Florence Buluba, the executive director of the National Community of Women Living with HIV in Uganda (NACWOLA), says over half of the 100,000 members of her organization have lived with HIV for more than 20 years because they are on drugs.

“Only those who get infected with other diseases like cancer and those who do not adhere to treatment have died; those who went on treatment before getting so sick and have adhered have survived,” she explained.

WHO recommends ART for all people with HIV as soon as possible after diagnosis without any restrictions of CD4 counts and also recommends giving ARVs to people who do not have HIV, but are at high risks of infection as an additional prevention strategy.

The Minister of Health Dr Jane Aceng says that in Uganda, the policy is that HIV – positive people are enrolled on ARVs when their immune system declines to 500 CD4 cell amount or below.

She said even the HIV-positive partners in discordant couples (where only one has HIV and the other is negative) are also put on treatment irrespective of their CD4 cell count.

“This is done first of all to improve their health and protect the other partner who is HIV-negative from getting infected and it has been proved that effective treatment of a person living with HIV suppresses their chance of passing on the virus to their partners by over 96%,” Dr Aceng said.

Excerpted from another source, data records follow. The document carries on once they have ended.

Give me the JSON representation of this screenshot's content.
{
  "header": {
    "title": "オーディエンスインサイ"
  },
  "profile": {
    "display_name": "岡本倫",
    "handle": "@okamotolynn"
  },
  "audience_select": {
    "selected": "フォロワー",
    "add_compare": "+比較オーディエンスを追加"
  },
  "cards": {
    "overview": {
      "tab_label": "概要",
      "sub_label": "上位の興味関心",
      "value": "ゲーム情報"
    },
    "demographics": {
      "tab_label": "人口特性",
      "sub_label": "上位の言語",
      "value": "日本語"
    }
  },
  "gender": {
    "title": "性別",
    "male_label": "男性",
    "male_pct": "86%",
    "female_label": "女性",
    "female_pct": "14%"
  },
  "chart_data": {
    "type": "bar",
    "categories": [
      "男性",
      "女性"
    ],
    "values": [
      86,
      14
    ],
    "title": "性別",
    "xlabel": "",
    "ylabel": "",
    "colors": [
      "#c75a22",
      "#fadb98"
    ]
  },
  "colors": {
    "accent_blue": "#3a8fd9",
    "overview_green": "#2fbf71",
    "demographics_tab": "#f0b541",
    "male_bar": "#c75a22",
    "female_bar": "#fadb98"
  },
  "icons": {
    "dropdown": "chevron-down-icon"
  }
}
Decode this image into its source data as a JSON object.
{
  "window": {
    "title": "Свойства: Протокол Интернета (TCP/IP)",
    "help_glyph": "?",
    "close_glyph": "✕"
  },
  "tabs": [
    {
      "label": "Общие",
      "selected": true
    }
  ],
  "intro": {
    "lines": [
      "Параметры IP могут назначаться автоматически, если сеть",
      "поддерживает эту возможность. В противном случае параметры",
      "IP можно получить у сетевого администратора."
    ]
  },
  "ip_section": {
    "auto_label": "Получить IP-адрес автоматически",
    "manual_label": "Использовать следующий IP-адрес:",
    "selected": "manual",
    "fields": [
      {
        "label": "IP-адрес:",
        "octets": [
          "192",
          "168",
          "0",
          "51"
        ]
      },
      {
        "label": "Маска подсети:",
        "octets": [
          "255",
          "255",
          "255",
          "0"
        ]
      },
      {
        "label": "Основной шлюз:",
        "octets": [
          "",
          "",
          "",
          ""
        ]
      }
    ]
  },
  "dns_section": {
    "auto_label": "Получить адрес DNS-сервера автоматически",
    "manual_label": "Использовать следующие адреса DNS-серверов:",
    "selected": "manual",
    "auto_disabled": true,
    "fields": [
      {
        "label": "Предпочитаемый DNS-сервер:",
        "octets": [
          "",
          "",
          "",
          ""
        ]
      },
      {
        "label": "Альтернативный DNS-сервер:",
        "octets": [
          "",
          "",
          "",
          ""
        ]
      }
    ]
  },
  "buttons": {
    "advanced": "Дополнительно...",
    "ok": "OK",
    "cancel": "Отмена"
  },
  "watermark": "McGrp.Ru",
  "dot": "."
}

She revealed that other people who qualify for ARVs, irrespective of their CD4 cell counts, are those co-infected with tuberculosis, children under 15 years of age, and most-at-risk populations, such as prostitutes.

“We are slowly moving towards the WHO recommendation of treating all people who test HIV-positive without any restrictions of the CD4 counts. This is important if we are to reach the UN 90-90-90 target so we need all spiritual healers on board,” Dr Aceng said.

According to Dr Watiti, faith healing is a roadblock to the successful fight to reduce the spread of HIV/AIDS and that several people who have tested positive have abandoned medical treatment because they were declared cured by the pastors.

He explained that pastors, preachers and medical practioners should stand up to give people hope that it is possible to live positively for a long time once you are on ARVs and become ambassadors of change by keeping up-to-date on matters of policy and research.

“And those who have been on treatment for some time should support those starting treatment and are struggling with issues of side-effects, for instance because the best way to go is to treat those infected with HIV/Aids,” said Dr Watiti.